The settlements will pay individuals, businesses and government entities that purchased DRAM or devices containing DRAM from someone other than the manufacturer of DRAM in the United States or any of its territories from Jan. 1, 1998 through Dec. 31, 2002. In addition, defendants have agreed not to engage in the conduct that is the subject of the lawsuits, and have also agreed to compliance training and cooperation.
 
California cities that purchased computers, printers, or other electronic devices with DRAM memory between 1998 and 2002 are eligible to make a claim before Aug. 1, 2014 and could receive money from the settlements. Under the settlements, cities have the following options:
  • File a claim and, if qualified, receive a payment.
  • Ask to be excluded from the settlements. Under this option, a city will retain any rights it currently has to separately sue defendants for the conduct that is the subject of these lawsuits.
  • Object to the settlements. Cites can write to the court explaining why they do not like the settlements.
  • Attend the hearing and ask to speak in court about the settlements.

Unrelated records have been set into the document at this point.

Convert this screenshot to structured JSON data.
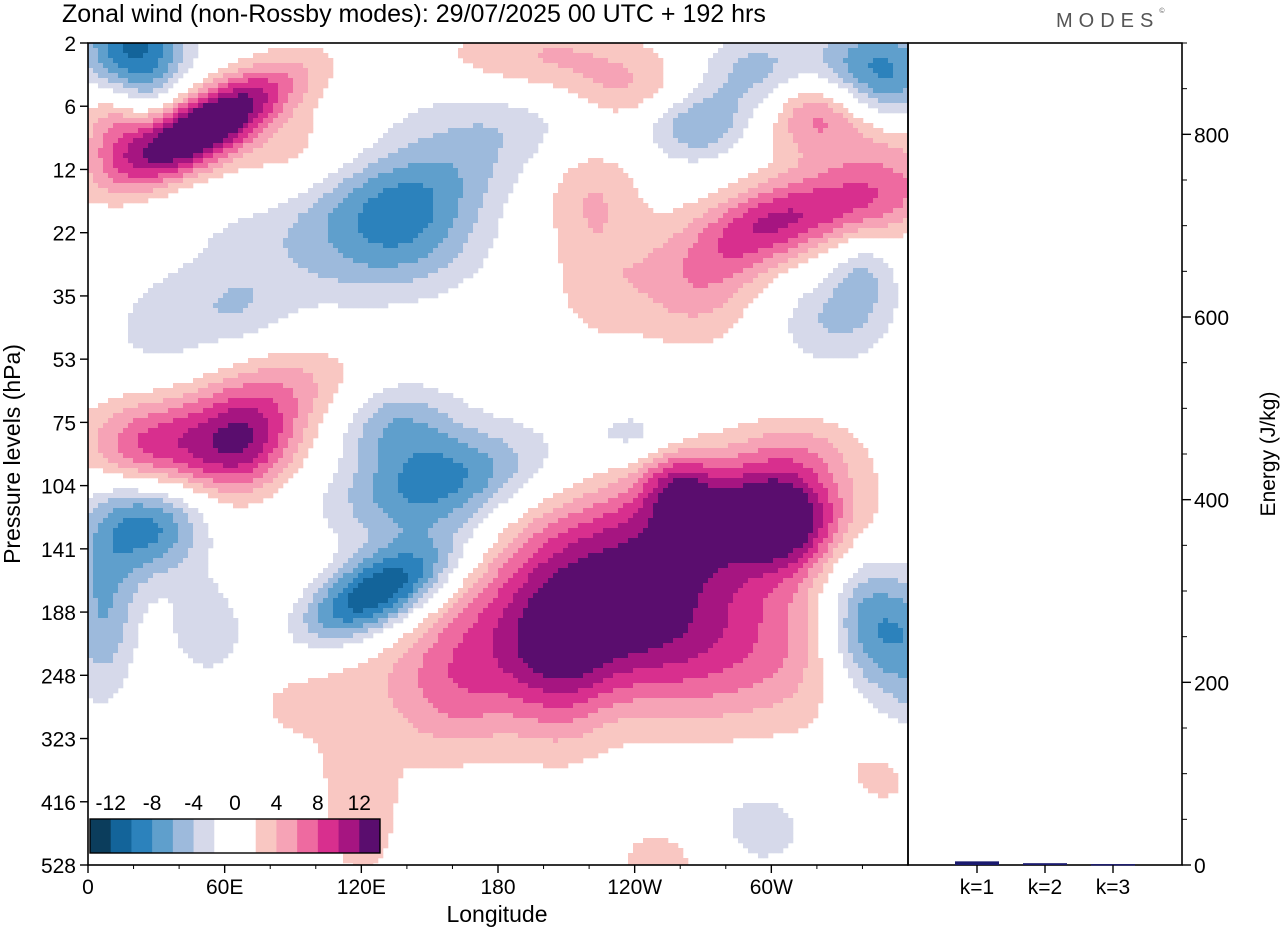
{
  "title": "Zonal wind (non-Rossby modes):  29/07/2025  00 UTC  + 192 hrs",
  "brand": {
    "name": "MODES",
    "mark": "©"
  },
  "chart_data": [
    {
      "type": "heatmap",
      "title": "Zonal wind (non-Rossby modes):  29/07/2025  00 UTC  + 192 hrs",
      "xlabel": "Longitude",
      "ylabel": "Pressure levels (hPa)",
      "x_ticks": [
        "0",
        "60E",
        "120E",
        "180",
        "120W",
        "60W"
      ],
      "y_ticks": [
        "2",
        "6",
        "12",
        "22",
        "35",
        "53",
        "75",
        "104",
        "141",
        "188",
        "248",
        "323",
        "416",
        "528"
      ],
      "colorbar": {
        "labels": [
          "-12",
          "-8",
          "-4",
          "0",
          "4",
          "8",
          "12"
        ],
        "levels": [
          -14,
          -12,
          -10,
          -8,
          -6,
          -4,
          -2,
          0,
          2,
          4,
          6,
          8,
          10,
          12,
          14
        ],
        "colors": [
          "#0b3d5c",
          "#13649a",
          "#2c82bc",
          "#5f9fcc",
          "#9dbadc",
          "#d6d9ea",
          "#ffffff",
          "#ffffff",
          "#f9c7c2",
          "#f6a3b6",
          "#ee6aa0",
          "#d82f8e",
          "#a61581",
          "#5a0d6e"
        ]
      },
      "features": [
        {
          "lon": 20,
          "lev": 1.3,
          "value": -9
        },
        {
          "lon": 35,
          "lev": 2.3,
          "value": 9
        },
        {
          "lon": 95,
          "lev": 8.7,
          "value": -14
        },
        {
          "lon": 110,
          "lev": 5.6,
          "value": -6
        },
        {
          "lon": 40,
          "lev": 7.4,
          "value": 6
        },
        {
          "lon": 160,
          "lev": 9.0,
          "value": 7
        },
        {
          "lon": 200,
          "lev": 8.5,
          "value": 6
        },
        {
          "lon": 230,
          "lev": 7.8,
          "value": 8
        },
        {
          "lon": 300,
          "lev": 10.0,
          "value": -6
        },
        {
          "lon": 332,
          "lev": 9.2,
          "value": -7
        },
        {
          "lon": 300,
          "lev": 2.8,
          "value": 6
        },
        {
          "lon": 320,
          "lev": 1.2,
          "value": -8
        }
      ]
    },
    {
      "type": "bar",
      "ylabel": "Energy (J/kg)",
      "categories": [
        "k=1",
        "k=2",
        "k=3"
      ],
      "values": [
        4,
        2,
        1
      ],
      "ylim": [
        0,
        900
      ],
      "y_ticks": [
        0,
        200,
        400,
        600,
        800
      ],
      "bar_color": "#1a1a6e"
    }
  ]
}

  • Do nothing and give up any rights it currently has to separately sue defendants for the conduct that is the subject of the lawsuit.  However, cities may still receive a payment.
The lawsuits stem from an investigation that was completed in 2006. In that year, California, with other states, filed an antitrust suit alleging that consumers over-paid for electronic devices containing DRAM chips for purchases made from 1998 to 2002. DRAM is a common form of memory chip found in computers and other information technology devices and home entertainment systems.
 
The settlement, reached in conjunction with class actions, pays individuals, businesses and state and local governments that purchased these chips or devices containing these chips in the United States between 1998 and 2002 from someone other than a DRAM manufacturer, such as retailers like Best Buy or Staples. The settlement also requires that these DRAM manufacturers implement antitrust compliance programs and enjoins them from certain conduct related to the sale of DRAM that would violate antitrust laws.